Students at St. John’s major in the “Great Books” tradition–a reader’s college devoted to primary source reading of the classics of philosophy, literature, math and science. Students share a common major, a true A.B. Some may believe that such a liberal arts education makes these poor kids unemployable. To the contrary, many of these students go on to Ph.D’s, law school and medical school. They are a bright bunch because of the Great Books curriculum that they consume.
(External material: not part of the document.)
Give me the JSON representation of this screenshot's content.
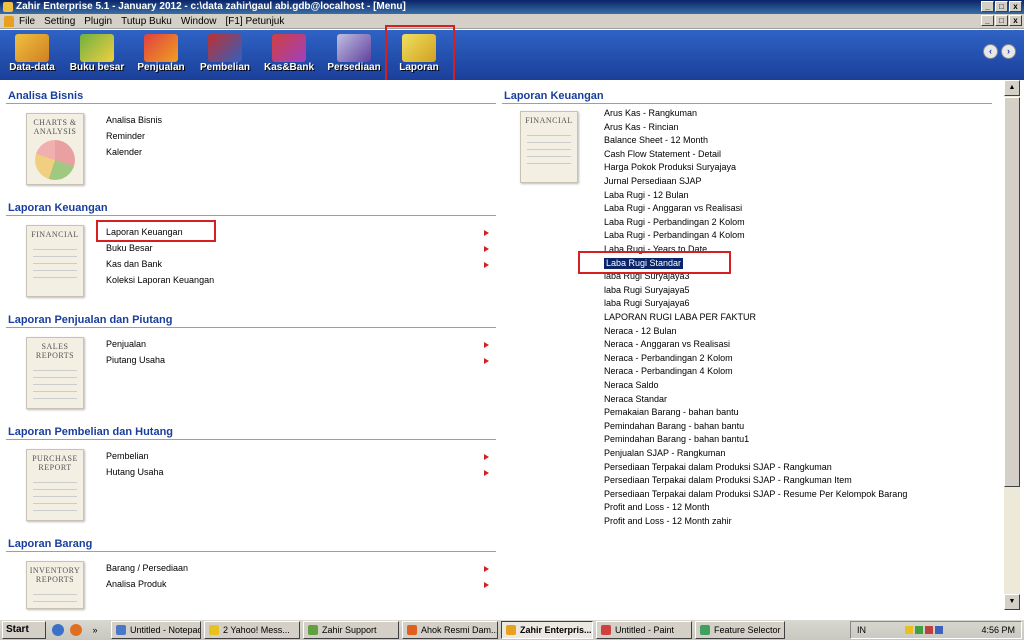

And their bookstore carries those classics in an austere basement setting that is all about the knowledge. You will not find much by way of school sweatshirts and boozy bumper sticker slogans here. A simple basket of orange and black repp ties sits near the counter with some other modest “impulse buy” memorabilia–the only college spirit available. The bookstore is refreshing to me. It is either the last best hope for Western Civilization or the last twilight before the era of iPads swipes the book into oblivion.
Where is your favorite book nook? Will it survive another generation? Will you help them, and our culture, survive the digital death of books, keeping the bookstore culture alive?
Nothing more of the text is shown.